Motifnya Ekonomi, Modusnya Intimidasi
Menurutnya, keberadaan wartawan palsu itu berkaitan erat dengan dua masalah besar yang sedang dihadapi Indonesia: pengangguran dan kebebasan media sosial yang tidak terkontrol.
“Ini efek pengangguran yang tinggi dan medsos yang terlalu bebas. Akhirnya muncul orang-orang yang coba bertahan hidup dengan cara mengaku wartawan, padahal tidak punya kompetensi sama sekali,” tuturnya.
Ia juga membeberkan bagaimana para oknum ini biasanya beraksi.
“Mereka datang ke lokasi proyek, lalu memotret aktivitas atau mencari-cari celah kekurangan. Kemudian mereka mengancam akan membuat berita buruk jika tidak diberi uang,” jelasnya.
Kondisi ini, menurut Komaruddin, sangat berbahaya terutama bagi kepala daerah atau aparatur pemerintah yang tidak memahami struktur media.
“Bagi pemda yang kinerjanya kurang rapi atau tidak paham dunia pers, bisa saja langsung takut dan mengeluarkan uang, hanya untuk menutupi berita negatif yang bahkan belum tentu benar.”
Solusi: Verifikasi & Literasi Media
Ditanya soal solusi, Komaruddin menegaskan bahwa pihaknya kini tengah memperkuat kerja sama dengan Kementerian Dalam Negeri dan Kepolisian RI.
“Kami sedang fokus pada edukasi dan literasi media ke pemda-pemda. Supaya mereka bisa bedakan mana wartawan asli dan mana yang hanya bermodal intimidasi,” ungkapnya.
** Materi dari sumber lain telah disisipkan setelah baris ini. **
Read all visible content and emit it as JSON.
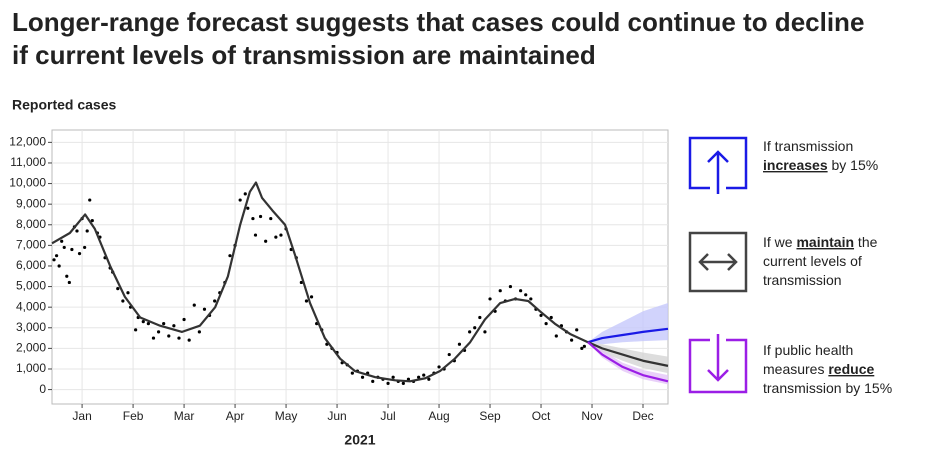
{
  "chart_data": {
    "type": "line",
    "title": "Longer-range forecast suggests that cases could continue to decline if current levels of transmission are maintained",
    "ylabel": "Reported cases",
    "xlabel": "2021",
    "xlim": [
      0.41,
      12.49
    ],
    "xticks": [
      {
        "value": 1,
        "label": "Jan"
      },
      {
        "value": 2,
        "label": "Feb"
      },
      {
        "value": 3,
        "label": "Mar"
      },
      {
        "value": 4,
        "label": "Apr"
      },
      {
        "value": 5,
        "label": "May"
      },
      {
        "value": 6,
        "label": "Jun"
      },
      {
        "value": 7,
        "label": "Jul"
      },
      {
        "value": 8,
        "label": "Aug"
      },
      {
        "value": 9,
        "label": "Sep"
      },
      {
        "value": 10,
        "label": "Oct"
      },
      {
        "value": 11,
        "label": "Nov"
      },
      {
        "value": 12,
        "label": "Dec"
      }
    ],
    "ylim": [
      -700,
      12600
    ],
    "yticks": [
      0,
      {
        "value": 1000,
        "label": "1,000"
      },
      {
        "value": 2000,
        "label": "2,000"
      },
      {
        "value": 3000,
        "label": "3,000"
      },
      {
        "value": 4000,
        "label": "4,000"
      },
      {
        "value": 5000,
        "label": "5,000"
      },
      {
        "value": 6000,
        "label": "6,000"
      },
      {
        "value": 7000,
        "label": "7,000"
      },
      {
        "value": 8000,
        "label": "8,000"
      },
      {
        "value": 9000,
        "label": "9,000"
      },
      {
        "value": 10000,
        "label": "10,000"
      },
      {
        "value": 11000,
        "label": "11,000"
      },
      {
        "value": 12000,
        "label": "12,000"
      }
    ],
    "grid": true,
    "series": [
      {
        "marker": "dot",
        "color": "#000000",
        "x": [
          0.45,
          0.5,
          0.55,
          0.6,
          0.65,
          0.7,
          0.75,
          0.8,
          0.85,
          0.9,
          0.95,
          1.0,
          1.05,
          1.1,
          1.15,
          1.2,
          1.3,
          1.35,
          1.45,
          1.55,
          1.6,
          1.7,
          1.8,
          1.9,
          1.95,
          2.05,
          2.1,
          2.2,
          2.3,
          2.4,
          2.5,
          2.6,
          2.7,
          2.8,
          2.9,
          3.0,
          3.1,
          3.2,
          3.3,
          3.4,
          3.5,
          3.6,
          3.7,
          3.8,
          3.9,
          4.0,
          4.1,
          4.2,
          4.25,
          4.35,
          4.4,
          4.5,
          4.6,
          4.7,
          4.8,
          4.9,
          5.0,
          5.1,
          5.2,
          5.3,
          5.4,
          5.5,
          5.6,
          5.7,
          5.8,
          5.9,
          6.0,
          6.1,
          6.2,
          6.3,
          6.4,
          6.5,
          6.6,
          6.7,
          6.8,
          6.9,
          7.0,
          7.1,
          7.2,
          7.3,
          7.4,
          7.5,
          7.6,
          7.7,
          7.8,
          7.9,
          8.0,
          8.1,
          8.2,
          8.3,
          8.4,
          8.5,
          8.6,
          8.7,
          8.8,
          8.9,
          9.0,
          9.1,
          9.2,
          9.3,
          9.4,
          9.5,
          9.6,
          9.7,
          9.8,
          9.9,
          10.0,
          10.1,
          10.2,
          10.3,
          10.4,
          10.5,
          10.6,
          10.7,
          10.8,
          10.85
        ],
        "values": [
          6300,
          6500,
          6000,
          7200,
          6900,
          5500,
          5200,
          6800,
          7900,
          7700,
          6600,
          8300,
          6900,
          7700,
          9200,
          8200,
          7600,
          7400,
          6400,
          5900,
          5700,
          4900,
          4300,
          4700,
          4000,
          2900,
          3500,
          3300,
          3200,
          2500,
          2800,
          3200,
          2600,
          3100,
          2500,
          3400,
          2400,
          4100,
          2800,
          3900,
          3600,
          4300,
          4700,
          5200,
          6500,
          7000,
          9200,
          9500,
          8800,
          8300,
          7500,
          8400,
          7200,
          8300,
          7400,
          7500,
          7800,
          6800,
          6400,
          5200,
          4300,
          4500,
          3200,
          2900,
          2200,
          2000,
          1800,
          1300,
          1200,
          800,
          900,
          600,
          800,
          400,
          600,
          500,
          300,
          600,
          400,
          300,
          500,
          400,
          600,
          700,
          500,
          800,
          1100,
          1000,
          1700,
          1400,
          2200,
          1900,
          2800,
          3000,
          3500,
          2800,
          4400,
          3800,
          4800,
          4300,
          5000,
          4400,
          4800,
          4600,
          4400,
          3900,
          3600,
          3200,
          3500,
          2600,
          3100,
          2800,
          2400,
          2900,
          2000,
          2100
        ]
      },
      {
        "color": "#333333",
        "x": [
          0.41,
          0.76,
          1.06,
          1.25,
          1.55,
          1.84,
          2.14,
          2.53,
          2.96,
          3.31,
          3.61,
          3.86,
          4.1,
          4.29,
          4.41,
          4.53,
          4.73,
          4.98,
          5.18,
          5.47,
          5.76,
          6.06,
          6.35,
          6.75,
          7.14,
          7.43,
          7.73,
          8.02,
          8.31,
          8.61,
          8.9,
          9.2,
          9.49,
          9.75,
          9.98,
          10.27,
          10.57,
          10.92
        ],
        "values": [
          7100,
          7600,
          8500,
          7800,
          6000,
          4500,
          3500,
          3100,
          2800,
          3100,
          4000,
          5500,
          8000,
          9600,
          10050,
          9300,
          8700,
          8000,
          6500,
          4200,
          2500,
          1500,
          900,
          600,
          450,
          400,
          550,
          900,
          1500,
          2300,
          3400,
          4200,
          4400,
          4300,
          3800,
          3200,
          2700,
          2300
        ]
      },
      {
        "color": "#1a1ae6",
        "band_color": "#c5c8fb",
        "x": [
          10.92,
          11.2,
          11.6,
          12.0,
          12.49
        ],
        "values": [
          2300,
          2500,
          2650,
          2800,
          2950
        ],
        "lower": [
          2300,
          2200,
          2300,
          2350,
          2400
        ],
        "upper": [
          2300,
          2800,
          3300,
          3800,
          4200
        ]
      },
      {
        "color": "#333333",
        "band_color": "#d4d4d4",
        "x": [
          10.92,
          11.2,
          11.6,
          12.0,
          12.49
        ],
        "values": [
          2300,
          2000,
          1700,
          1400,
          1150
        ],
        "lower": [
          2300,
          1800,
          1400,
          1050,
          800
        ],
        "upper": [
          2300,
          2200,
          2000,
          1800,
          1600
        ]
      },
      {
        "color": "#9b1ee6",
        "band_color": "#e3c4f7",
        "x": [
          10.92,
          11.2,
          11.6,
          12.0,
          12.49
        ],
        "values": [
          2300,
          1700,
          1100,
          700,
          400
        ],
        "lower": [
          2300,
          1550,
          900,
          500,
          250
        ],
        "upper": [
          2300,
          1900,
          1300,
          950,
          700
        ]
      }
    ],
    "annotations": [
      {
        "color": "#1a1ae6",
        "lines": [
          [
            {
              "t": "If transmission"
            }
          ],
          [
            {
              "t": "increases",
              "b": true
            },
            {
              "t": " by 15%"
            }
          ]
        ]
      },
      {
        "color": "#444444",
        "lines": [
          [
            {
              "t": "If we "
            },
            {
              "t": "maintain",
              "b": true
            },
            {
              "t": " the"
            }
          ],
          [
            {
              "t": "current levels of"
            }
          ],
          [
            {
              "t": "transmission"
            }
          ]
        ]
      },
      {
        "color": "#9b1ee6",
        "lines": [
          [
            {
              "t": "If public health"
            }
          ],
          [
            {
              "t": "measures "
            },
            {
              "t": "reduce",
              "b": true
            }
          ],
          [
            {
              "t": "transmission by 15%"
            }
          ]
        ]
      }
    ]
  }
}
“Pemda wajib mengecek melalui database resmi Dewan Pers. Kalau tidak tercatat, ya jangan dilayani.”
Krisis Media, Wartawan Asli Kena PHK
Selain itu, Prof. Komaruddin juga mengungkapkan bahwa industri media saat ini tengah mengalami tekanan berat. Banyak media konvensional kehilangan pendapatan karena iklan beralih ke media sosial.
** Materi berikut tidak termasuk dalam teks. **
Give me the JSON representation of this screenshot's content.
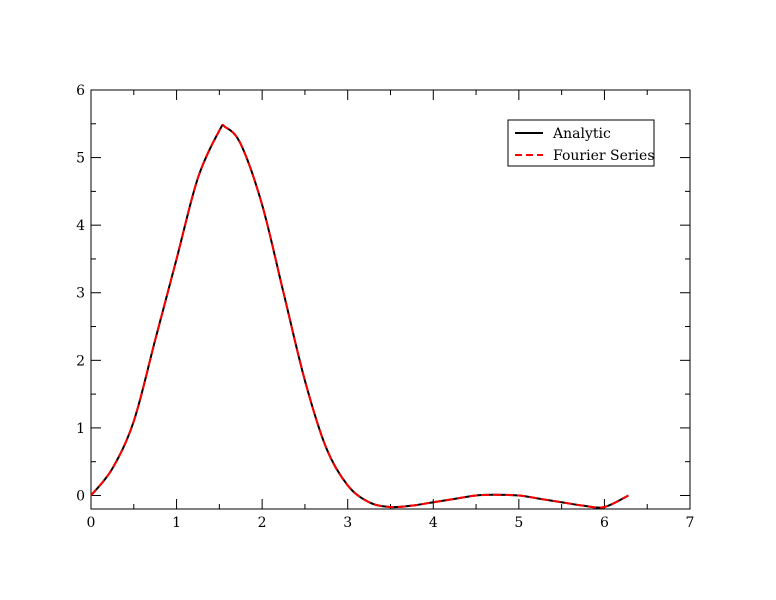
{
  "chart_data": {
    "type": "line",
    "title": "",
    "xlabel": "",
    "ylabel": "",
    "xlim": [
      0,
      7
    ],
    "ylim": [
      -0.2,
      6
    ],
    "x_ticks": [
      0,
      1,
      2,
      3,
      4,
      5,
      6,
      7
    ],
    "y_ticks": [
      0,
      1,
      2,
      3,
      4,
      5,
      6
    ],
    "x_tick_labels": [
      "0",
      "1",
      "2",
      "3",
      "4",
      "5",
      "6",
      "7"
    ],
    "y_tick_labels": [
      "0",
      "1",
      "2",
      "3",
      "4",
      "5",
      "6"
    ],
    "grid": false,
    "legend_position": "top-right",
    "series": [
      {
        "name": "Analytic",
        "color": "#000000",
        "style": "solid",
        "x": [
          0,
          0.25,
          0.5,
          0.75,
          1.0,
          1.25,
          1.5,
          1.57,
          1.75,
          2.0,
          2.25,
          2.5,
          2.75,
          3.0,
          3.25,
          3.5,
          3.75,
          4.0,
          4.25,
          4.5,
          4.71,
          5.0,
          5.25,
          5.5,
          5.75,
          6.0,
          6.28
        ],
        "y": [
          0.0,
          0.4,
          1.1,
          2.3,
          3.5,
          4.7,
          5.4,
          5.45,
          5.2,
          4.3,
          3.0,
          1.7,
          0.7,
          0.15,
          -0.1,
          -0.17,
          -0.15,
          -0.1,
          -0.05,
          0.0,
          0.01,
          0.0,
          -0.05,
          -0.1,
          -0.15,
          -0.17,
          0.0
        ]
      },
      {
        "name": "Fourier Series",
        "color": "#ff0000",
        "style": "dashed",
        "x": [
          0,
          0.25,
          0.5,
          0.75,
          1.0,
          1.25,
          1.5,
          1.57,
          1.75,
          2.0,
          2.25,
          2.5,
          2.75,
          3.0,
          3.25,
          3.5,
          3.75,
          4.0,
          4.25,
          4.5,
          4.71,
          5.0,
          5.25,
          5.5,
          5.75,
          6.0,
          6.28
        ],
        "y": [
          0.0,
          0.4,
          1.1,
          2.3,
          3.5,
          4.7,
          5.4,
          5.45,
          5.2,
          4.3,
          3.0,
          1.7,
          0.7,
          0.15,
          -0.1,
          -0.17,
          -0.15,
          -0.1,
          -0.05,
          0.0,
          0.01,
          0.0,
          -0.05,
          -0.1,
          -0.15,
          -0.17,
          0.0
        ]
      }
    ]
  }
}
“Iklan itu darahnya media. Sekarang semua pindah ke medsos. Media konvensional kehabisan dana, banyak yang PHK wartawan profesional.”
“Ini ironi. Wartawan sungguhan justru menganggur, sedangkan yang tidak kompeten malah berkeliaran pakai embel-embel ‘wartawan’.”
Dorongan: Serap Wartawan Profesional di Instansi Pemerintah
Di akhir wawancara, Komaruddin berharap agar pemerintah daerah juga memberi ruang bagi jurnalis profesional yang terdampak PHK.
“Sayang kalau mereka yang sudah dilatih, punya pengalaman, dan berkompetensi tinggi malah tidak dimanfaatkan. Setiap pemda sebenarnya butuh mereka untuk dokumentasi, publikasi, dan komunikasi.” pungkasnya.